Jordan, Nina, and I hang out at the PC Bang
(basically a place where you pay by the hour to use computers)

Later that night Nina and I met up with Jordan, who is another American expat, teaching at the boy’s middle school in Yecheon.  Jordan’s in early 20’s and interested in economic policy, how it affects citizens and the dissemination of knowledge to the public, where they are unaware of their rights.  He’s already worked for a few months in Indonesia, helping a community who had no idea how to seek remuneration for the deaths and illnesses caused by contaminated runoff.  Sounds like a good cause to me!


Needless to say, that was a great night. 

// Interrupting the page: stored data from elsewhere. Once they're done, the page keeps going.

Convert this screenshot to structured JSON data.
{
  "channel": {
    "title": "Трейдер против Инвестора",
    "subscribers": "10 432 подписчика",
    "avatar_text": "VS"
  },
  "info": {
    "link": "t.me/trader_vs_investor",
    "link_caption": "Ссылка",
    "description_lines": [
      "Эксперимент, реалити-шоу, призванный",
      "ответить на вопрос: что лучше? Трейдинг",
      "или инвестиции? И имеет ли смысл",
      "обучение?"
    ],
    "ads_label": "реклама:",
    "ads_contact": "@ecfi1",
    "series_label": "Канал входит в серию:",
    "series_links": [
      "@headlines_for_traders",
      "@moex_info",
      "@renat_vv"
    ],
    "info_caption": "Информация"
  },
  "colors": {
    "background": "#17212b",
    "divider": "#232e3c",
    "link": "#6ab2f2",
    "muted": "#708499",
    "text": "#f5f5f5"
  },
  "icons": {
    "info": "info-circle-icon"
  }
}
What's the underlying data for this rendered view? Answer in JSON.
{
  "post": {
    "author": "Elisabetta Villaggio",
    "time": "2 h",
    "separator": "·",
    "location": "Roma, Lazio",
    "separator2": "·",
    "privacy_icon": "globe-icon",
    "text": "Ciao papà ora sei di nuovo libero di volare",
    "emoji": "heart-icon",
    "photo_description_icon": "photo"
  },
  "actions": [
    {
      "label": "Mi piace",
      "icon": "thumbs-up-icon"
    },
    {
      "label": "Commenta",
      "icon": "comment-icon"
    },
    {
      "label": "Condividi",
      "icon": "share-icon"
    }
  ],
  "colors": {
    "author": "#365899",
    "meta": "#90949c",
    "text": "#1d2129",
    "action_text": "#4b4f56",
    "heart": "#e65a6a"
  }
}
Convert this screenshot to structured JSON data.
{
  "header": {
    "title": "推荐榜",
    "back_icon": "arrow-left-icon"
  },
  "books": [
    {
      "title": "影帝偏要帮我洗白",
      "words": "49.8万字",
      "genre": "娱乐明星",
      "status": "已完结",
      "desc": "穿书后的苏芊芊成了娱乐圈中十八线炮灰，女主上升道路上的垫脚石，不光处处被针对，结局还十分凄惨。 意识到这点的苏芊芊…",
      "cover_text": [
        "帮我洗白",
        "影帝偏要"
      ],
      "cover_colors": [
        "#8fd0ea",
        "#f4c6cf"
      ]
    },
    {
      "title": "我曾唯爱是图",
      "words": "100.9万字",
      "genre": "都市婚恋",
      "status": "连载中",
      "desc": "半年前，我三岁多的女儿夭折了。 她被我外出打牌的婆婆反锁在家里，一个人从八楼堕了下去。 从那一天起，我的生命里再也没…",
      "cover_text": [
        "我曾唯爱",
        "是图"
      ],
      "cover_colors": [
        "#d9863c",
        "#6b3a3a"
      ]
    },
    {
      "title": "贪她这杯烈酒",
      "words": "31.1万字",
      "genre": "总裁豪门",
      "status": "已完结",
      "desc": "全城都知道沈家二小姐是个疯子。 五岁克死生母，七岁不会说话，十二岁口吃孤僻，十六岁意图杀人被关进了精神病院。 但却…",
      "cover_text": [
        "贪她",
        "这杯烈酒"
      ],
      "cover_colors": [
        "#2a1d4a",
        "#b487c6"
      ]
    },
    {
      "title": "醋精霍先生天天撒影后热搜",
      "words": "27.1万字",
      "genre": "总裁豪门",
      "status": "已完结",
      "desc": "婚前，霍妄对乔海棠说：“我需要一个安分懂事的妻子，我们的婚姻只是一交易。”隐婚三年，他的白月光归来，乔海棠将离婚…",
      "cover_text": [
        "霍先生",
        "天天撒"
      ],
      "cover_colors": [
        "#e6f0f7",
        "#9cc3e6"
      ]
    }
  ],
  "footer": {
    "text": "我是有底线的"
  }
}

The next day I was back at Eunpung Elementary, where I had a very good day with my students.  Though there were some computer glitches, which forced me to relocate to another room… my students were great and took everything in stride.  It’s definitely getting better! 


Friday is always a good day!!!  Heur was excited, because it was the last day of the work week (aren’t we all??!! LOL) and we would be leaving early to go to Daegu and submit my health screening paperwork to the Office of Immigration so they can issue my ARC (Alien Registration Certification?) card.  School was good, though my Ko-teacher acts very removed.  I am concerned she is unhappy with me, but due to the way the Korean culture does not verbalize their displeasure it is hard to get a straight answer.  This is especially true for people who are older.  Anyway, hopefully it will sort itself out. 


Since we were going to Daegu that afternoon, I had to cancel my dinner plans with the other English teachers. 

Daegu Korean Immigration Services

Daegu is a crazy, but awesome city.  Crazy is defined by the drivers and the traffic.  At one point this crazy ajumma (a middle aged woman, who is loud and has no qualms about saying or doing anything anywhere) literally got out of her car and walked up to Heur’s car and screamed at Heur, who had DARED to pull out in front of her.  Heur, being a gentleman to the very end, just apologized over and over, while she basically told him his apology is meaningless.  As she pulled away I could see dozens and dozens of dents and areas of heavy patchwork on her formerly very nice car. 

Who dat?

Heur dropped me off at the Daegu Station, which is one of the main Subway and train terminals in Daegu.  There I caught the subway to Banwoldong and met up with Jason, who had moved to Korea with his wife to teach.  We walked around the district where all the awesome little shops are located.  It’s basically the happening place in Daegu… lots of shops, movie theaters, restaurants, specialty stores, bars, and clubs.  There are also TONS of non-Koreans hanging out at some of their favorite bars and dives. 

Banwoldong subway exit 13

After sight-seeing and stopped at a few places, Jason and I headed to the subway to meet up with his wife and go to dinner with his coworkers and boss.  Right before we got on the train I realized I’d left my bookbag somewhere, so I literally jumped out of the train and said I’d catch him when he got back LOL.  Honestly, I didn’t know what in the world I was doing, but I figured I’d work it out as I went along.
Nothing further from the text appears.